One of the things we looked at initially was this idea of a ‘horizon line’, a sort of water line that cuts through the interior. What it does is separate the upper technology zone from the lower warm, inviting comfort zone. That is a base philosophy that you will see throughout all our vehicles. We paid attention to the upper zone as the area where you interact, where all the technology goes, where NOMI [NIOs in-car artificial intelligence system] sits and any other HMIs [human-machine interfaces]. Below that are all the comfort areas, the soft-touch areas, the areas where you want to feel comforted.
LB: Can you explain the degree of interaction between yourselves as designers and the engineers tasked with vehicle structure etc, given that the actions one party takes have a knock-on effect on the other? How early in the process are you working together?
KT: It is a give-and-take relationship. We start to collaborate [with engineering]very early on in the process. It is up to us as the design team to put forward ideas that we want in the car, and then the challenge for the engineering team is to help find solutions for structure and packaging.
A good example would be, on the ES8 and ES6, the IP has a distinctive cut-out on the passenger side to give the sense of space and of a business class environment. That involved significant collaboration with engineering, and, in the end, we had to eliminate a cross-car beam in that area to suit the design. Traditionally, that it is not something that is done. It was an element that we had to justify through the experience-driven design that we wanted to achieve. Once we were able to put some rationale behind it, the engineering team were on board, and they helped us fulfill that vision.
LB: Given the challenges associated with the range in EVs, light-weighting is a big part of the discussion in this arena. How does that affect the design approach and material selection for the interior, considering elements like mechanical properties, tactility, as well as weight?
KT: Light-weighting is always something we need to consider. In a previous role, I was director of design at Gulf Stream Aerospace where that was extremely prevalent when we designed the [aircraft]interior. Every gram was measured. I’ve taken some of that thinking into NIO, and we are smart about the amount and what materials we use.
However, we don’t want to reduce the weight so much that you lose perception of premium quality and luxury. If you think of a beautiful lounge chair in your home compared with a primary office chair, the one that feels more premium is the one that has more bulk. With this in mind, we tried to design the seats to be visually comfortable and have a visual mass to them but, under the covers, we have done our homework to reduce the weight of the frame, the structure and the foam.
Right now, we are looking at CMF [a design technique that focuses on Color, Materials, Finish to associate a product with brand identity], and different methods of welding materials together so we can reduce weight. A lot is happening in the industry in that regard and going away from traditional stitching. So light-weighting is something that we consider, but it is a balance to maintain the design and customer perception of quality.

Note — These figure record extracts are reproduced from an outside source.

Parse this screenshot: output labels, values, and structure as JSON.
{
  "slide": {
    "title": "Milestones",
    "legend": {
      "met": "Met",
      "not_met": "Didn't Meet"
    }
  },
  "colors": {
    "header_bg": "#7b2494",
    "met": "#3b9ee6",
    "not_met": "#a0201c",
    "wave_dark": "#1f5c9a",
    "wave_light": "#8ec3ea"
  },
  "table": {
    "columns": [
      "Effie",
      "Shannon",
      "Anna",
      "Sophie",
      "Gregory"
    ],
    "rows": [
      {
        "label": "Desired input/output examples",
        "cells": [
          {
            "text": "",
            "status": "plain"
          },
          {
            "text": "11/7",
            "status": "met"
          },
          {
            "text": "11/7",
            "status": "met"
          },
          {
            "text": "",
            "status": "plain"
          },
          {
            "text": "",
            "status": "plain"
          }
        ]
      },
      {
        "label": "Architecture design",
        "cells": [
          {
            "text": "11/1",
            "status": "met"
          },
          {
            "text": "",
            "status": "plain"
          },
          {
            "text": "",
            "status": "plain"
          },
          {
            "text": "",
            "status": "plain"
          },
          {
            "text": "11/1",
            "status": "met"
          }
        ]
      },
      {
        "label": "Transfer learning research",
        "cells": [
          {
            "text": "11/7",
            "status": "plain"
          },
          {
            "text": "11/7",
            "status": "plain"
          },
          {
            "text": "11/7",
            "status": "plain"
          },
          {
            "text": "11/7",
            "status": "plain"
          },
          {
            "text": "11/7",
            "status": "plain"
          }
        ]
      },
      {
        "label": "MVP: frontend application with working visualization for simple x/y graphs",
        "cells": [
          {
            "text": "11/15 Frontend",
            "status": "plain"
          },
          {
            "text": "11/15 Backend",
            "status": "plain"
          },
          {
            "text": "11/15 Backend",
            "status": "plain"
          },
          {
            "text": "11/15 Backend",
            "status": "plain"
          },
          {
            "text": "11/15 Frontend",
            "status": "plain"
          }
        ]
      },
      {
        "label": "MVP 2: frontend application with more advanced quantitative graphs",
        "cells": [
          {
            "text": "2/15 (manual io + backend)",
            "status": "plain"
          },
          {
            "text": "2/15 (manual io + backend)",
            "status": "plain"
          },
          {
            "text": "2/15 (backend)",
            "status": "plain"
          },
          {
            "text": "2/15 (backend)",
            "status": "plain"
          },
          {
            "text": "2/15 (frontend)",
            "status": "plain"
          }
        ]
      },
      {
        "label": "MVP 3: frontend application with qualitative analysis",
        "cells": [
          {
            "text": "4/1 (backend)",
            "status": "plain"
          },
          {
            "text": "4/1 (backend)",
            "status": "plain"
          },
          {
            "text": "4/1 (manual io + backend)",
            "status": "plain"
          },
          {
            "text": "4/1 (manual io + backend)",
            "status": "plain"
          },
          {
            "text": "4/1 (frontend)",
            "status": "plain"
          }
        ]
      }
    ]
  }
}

LB: Looking a more general trends with material selection for vehicle interiors, there’s a drive towards sustainability, including vegan materials. Is that something you considered in the design process?
KT: That is something that we consciously think about from the get-go. We want to use sustainable materials and natural materials as much as possible. However, there is a balance to be found. We must find materials that satisfy aesthetics, ergonomics and durability, as well as environmental and sustainable elements.
[As a company] we are a leader in sustainability, especially in China. We want to ensure that the material is befitting to the environment. We are trying to create this mobile living space. As such, we choose materials that would not feel unfamiliar in your home. Selecting a material that is the best from an eco-perspective might make the interior feel foreign from a quality standpoint, so we are working with our suppliers to achieve the right balance.